A proposta do Governo tem por base o projeto da Comissão de Reforma do IRC, liderada por António Lobo Xavier, conhecido a 26 de julho e entretanto submetido a consulta pública.

Na conferência de imprensa, Paulo Núncio referiu que, depois de baixar a taxa para os 23% este ano, o objetivo do Executivo a médio prazo é reduzi-la para entre os 17% e os 19% até 2016.

O Governo já afirmou que quer alcançar um "alargado consenso político" em torno da reforma do Imposto sobre o Rendimento de Pessoa Coletiva (IRC), e tem vindo a realçar a "posição muito construtiva do Partido Socialista", como disse o próprio secretário de Estado dos Assuntos Fiscais.

 

Entre as principais alterações propostas pelo Governo no IRC estão:

Regime simplificado para empresas que faturem até 200 mil euros 

As empresas que faturem até 200 mil euros vão poder aderir ao regime simplificado de tributação, um valor superior ao proposto pela Comissão de Reforma do IRC, mas inferior ao pedido pela Confederação do Comércio e Serviços de Portugal (CCP).

A proposta do Governo alarga o limite apresentado pela Comissão de Reforma do IRC, liderada por Lobo Xavier, que recomendava que o limite para aderir ao regime simplificado fosse de até 150 mil euros, mas fica longe do pedido pela CCP, que propunha um limite de 500 mil euros.

"O regime simplificado de tributação para estas empresas é opcional. Só aderem aquelas que assim entenderem, desde que tenham um volume de negócios até 200 mil euros", afirmou Paulo Núncio, acrescentando que ficam potencialmente abrangidas pela medida cerca de 330 mil empresas, o equivalente a 74% do tecido empresarial português.

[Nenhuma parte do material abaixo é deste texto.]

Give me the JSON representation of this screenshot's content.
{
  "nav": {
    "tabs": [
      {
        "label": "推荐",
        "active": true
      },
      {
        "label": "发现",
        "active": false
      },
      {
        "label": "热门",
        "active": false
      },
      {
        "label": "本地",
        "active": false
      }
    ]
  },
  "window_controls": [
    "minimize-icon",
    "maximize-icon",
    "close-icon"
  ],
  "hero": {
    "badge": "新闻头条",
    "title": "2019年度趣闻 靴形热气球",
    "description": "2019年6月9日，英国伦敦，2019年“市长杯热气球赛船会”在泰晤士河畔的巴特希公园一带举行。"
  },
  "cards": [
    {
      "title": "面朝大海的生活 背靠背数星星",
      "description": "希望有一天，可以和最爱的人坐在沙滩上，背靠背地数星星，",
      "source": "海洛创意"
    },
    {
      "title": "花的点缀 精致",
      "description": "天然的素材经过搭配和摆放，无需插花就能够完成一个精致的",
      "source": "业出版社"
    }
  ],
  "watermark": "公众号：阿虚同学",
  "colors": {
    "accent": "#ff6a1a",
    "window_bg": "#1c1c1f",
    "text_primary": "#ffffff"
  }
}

Além disso, as pequenas e médias empresas ficam ainda dispensadas do pagamento especial por conta e das tributações autónomas relacionadas com a sua atividade, acrescentou ao governante.

 

Dedução de 10% para empresas que reinvistam lucros

As empresas que reinvestirem os seus lucros, sem distribuição de dividendos pelos acionistas, terão um incentivo fiscal correspondente a 10% do valor reinvestido.

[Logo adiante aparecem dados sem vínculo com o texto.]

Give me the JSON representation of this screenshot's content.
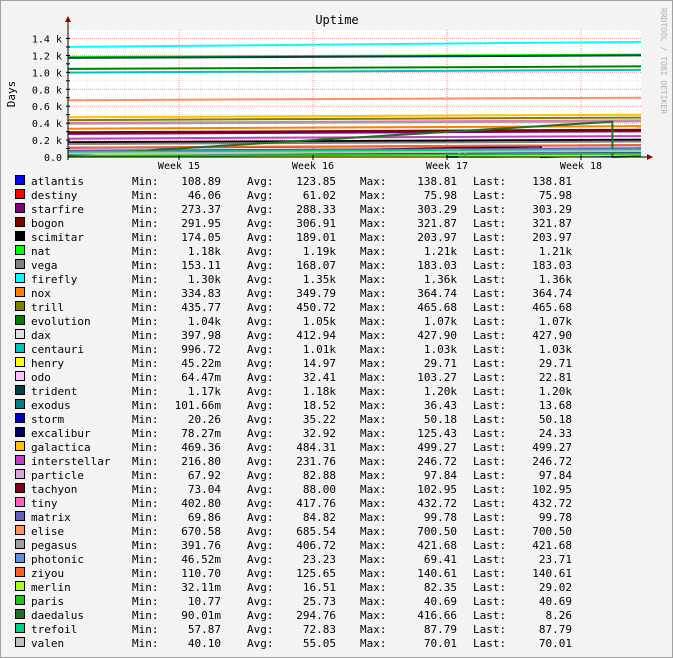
{
  "chart_data": {
    "type": "line",
    "title": "Uptime",
    "ylabel": "Days",
    "watermark": "RRDTOOL / TOBI OETIKER",
    "x_ticks": [
      "Week 15",
      "Week 16",
      "Week 17",
      "Week 18"
    ],
    "y_ticks": [
      "0.0",
      "0.2 k",
      "0.4 k",
      "0.6 k",
      "0.8 k",
      "1.0 k",
      "1.2 k",
      "1.4 k"
    ],
    "ylim": [
      0,
      1500
    ],
    "grid": true,
    "legend_placement": "bottom",
    "stat_labels": {
      "min": "Min:",
      "avg": "Avg:",
      "max": "Max:",
      "last": "Last:"
    },
    "series": [
      {
        "name": "atlantis",
        "color": "#0000ff",
        "min": "108.89",
        "avg": "123.85",
        "max": "138.81",
        "last": "138.81"
      },
      {
        "name": "destiny",
        "color": "#ff0000",
        "min": "46.06",
        "avg": "61.02",
        "max": "75.98",
        "last": "75.98"
      },
      {
        "name": "starfire",
        "color": "#800080",
        "min": "273.37",
        "avg": "288.33",
        "max": "303.29",
        "last": "303.29"
      },
      {
        "name": "bogon",
        "color": "#800000",
        "min": "291.95",
        "avg": "306.91",
        "max": "321.87",
        "last": "321.87"
      },
      {
        "name": "scimitar",
        "color": "#000000",
        "min": "174.05",
        "avg": "189.01",
        "max": "203.97",
        "last": "203.97"
      },
      {
        "name": "nat",
        "color": "#00ff00",
        "min": "1.18k",
        "avg": "1.19k",
        "max": "1.21k",
        "last": "1.21k"
      },
      {
        "name": "vega",
        "color": "#808080",
        "min": "153.11",
        "avg": "168.07",
        "max": "183.03",
        "last": "183.03"
      },
      {
        "name": "firefly",
        "color": "#00ffff",
        "min": "1.30k",
        "avg": "1.35k",
        "max": "1.36k",
        "last": "1.36k"
      },
      {
        "name": "nox",
        "color": "#ff8000",
        "min": "334.83",
        "avg": "349.79",
        "max": "364.74",
        "last": "364.74"
      },
      {
        "name": "trill",
        "color": "#808000",
        "min": "435.77",
        "avg": "450.72",
        "max": "465.68",
        "last": "465.68"
      },
      {
        "name": "evolution",
        "color": "#008000",
        "min": "1.04k",
        "avg": "1.05k",
        "max": "1.07k",
        "last": "1.07k"
      },
      {
        "name": "dax",
        "color": "#e0e0e0",
        "min": "397.98",
        "avg": "412.94",
        "max": "427.90",
        "last": "427.90"
      },
      {
        "name": "centauri",
        "color": "#00c0c0",
        "min": "996.72",
        "avg": "1.01k",
        "max": "1.03k",
        "last": "1.03k"
      },
      {
        "name": "henry",
        "color": "#ffff00",
        "min": "45.22m",
        "avg": "14.97",
        "max": "29.71",
        "last": "29.71"
      },
      {
        "name": "odo",
        "color": "#ffc0ff",
        "min": "64.47m",
        "avg": "32.41",
        "max": "103.27",
        "last": "22.81"
      },
      {
        "name": "trident",
        "color": "#004040",
        "min": "1.17k",
        "avg": "1.18k",
        "max": "1.20k",
        "last": "1.20k"
      },
      {
        "name": "exodus",
        "color": "#008080",
        "min": "101.66m",
        "avg": "18.52",
        "max": "36.43",
        "last": "13.68"
      },
      {
        "name": "storm",
        "color": "#0000c0",
        "min": "20.26",
        "avg": "35.22",
        "max": "50.18",
        "last": "50.18"
      },
      {
        "name": "excalibur",
        "color": "#000060",
        "min": "78.27m",
        "avg": "32.92",
        "max": "125.43",
        "last": "24.33"
      },
      {
        "name": "galactica",
        "color": "#ffc000",
        "min": "469.36",
        "avg": "484.31",
        "max": "499.27",
        "last": "499.27"
      },
      {
        "name": "interstellar",
        "color": "#c040c0",
        "min": "216.80",
        "avg": "231.76",
        "max": "246.72",
        "last": "246.72"
      },
      {
        "name": "particle",
        "color": "#e0a0e0",
        "min": "67.92",
        "avg": "82.88",
        "max": "97.84",
        "last": "97.84"
      },
      {
        "name": "tachyon",
        "color": "#800020",
        "min": "73.04",
        "avg": "88.00",
        "max": "102.95",
        "last": "102.95"
      },
      {
        "name": "tiny",
        "color": "#ff60c0",
        "min": "402.80",
        "avg": "417.76",
        "max": "432.72",
        "last": "432.72"
      },
      {
        "name": "matrix",
        "color": "#6060c0",
        "min": "69.86",
        "avg": "84.82",
        "max": "99.78",
        "last": "99.78"
      },
      {
        "name": "elise",
        "color": "#ff9060",
        "min": "670.58",
        "avg": "685.54",
        "max": "700.50",
        "last": "700.50"
      },
      {
        "name": "pegasus",
        "color": "#a0a0a0",
        "min": "391.76",
        "avg": "406.72",
        "max": "421.68",
        "last": "421.68"
      },
      {
        "name": "photonic",
        "color": "#6090e0",
        "min": "46.52m",
        "avg": "23.23",
        "max": "69.41",
        "last": "23.71"
      },
      {
        "name": "ziyou",
        "color": "#ff6020",
        "min": "110.70",
        "avg": "125.65",
        "max": "140.61",
        "last": "140.61"
      },
      {
        "name": "merlin",
        "color": "#a0ff20",
        "min": "32.11m",
        "avg": "16.51",
        "max": "82.35",
        "last": "29.02"
      },
      {
        "name": "paris",
        "color": "#20c020",
        "min": "10.77",
        "avg": "25.73",
        "max": "40.69",
        "last": "40.69"
      },
      {
        "name": "daedalus",
        "color": "#207020",
        "min": "90.01m",
        "avg": "294.76",
        "max": "416.66",
        "last": "8.26"
      },
      {
        "name": "trefoil",
        "color": "#00d080",
        "min": "57.87",
        "avg": "72.83",
        "max": "87.79",
        "last": "87.79"
      },
      {
        "name": "valen",
        "color": "#c0c0c0",
        "min": "40.10",
        "avg": "55.05",
        "max": "70.01",
        "last": "70.01"
      }
    ]
  }
}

Este novo regime permite uma dedução à coleta em sede de IRC de 10% do montante dos lucros reinvestidos por estas empresas, uma medida com que o Governo pretende "promover a capitalização das pequenas empresas portuguesas e aumentar a capacidade do investimento produtivo".

 

Alargamento do prazo de reporte de prejuízos fiscais para 12 anos 

O prazo de reporte de prejuízos das empresas vai ser alargado de cinco para 12 anos, menos três anos que o previsto na proposta da comissão de reforma do IRC.

Além disso, será também reduzido de 75% para 70% o limite máximo para dos prejuízos fiscais dedutíveis, pelo que as empresas pagarão sempre pelo menos 30% do lucro tributável de cada ano, independentemente dos prejuízos fiscais que possam ser imputados a esse ano, acontecidos em anos passados.

 

Regime de 'participation exemption' para eliminar dupla tributação 

O Governo pretende criar um regime de 'participation exemption' universal para eliminar a dupla tributação e reforçar a competitividade do sistema fiscal português, através de um regime de tributação mais atrativo para a internacionalização de empresas portuguesas.

O objetivo é aproximar Portugal de países como a Alemanha, o Reino Unido, a França, a Itália, o Luxemburgo, Espanha, a Holanda, a Áustria e a República Checa em matéria fiscal.

 

Redução do limite de gastos líquidos dedutíveis 

O Governo quer reduzir de três milhões de euros para um milhão de euros o limite de gastos financeiros com empréstimos que as empresas podem deduzir em sede de IRC, uma medida que pretende penalizar as empresas com níveis de endividamento altos.

No entanto, mantém-se o limite de 30% do EBITDA (lucros antes de juros, impostos, depreciações e amortizações) e o atual regime transitório ('phasing in') até 2017.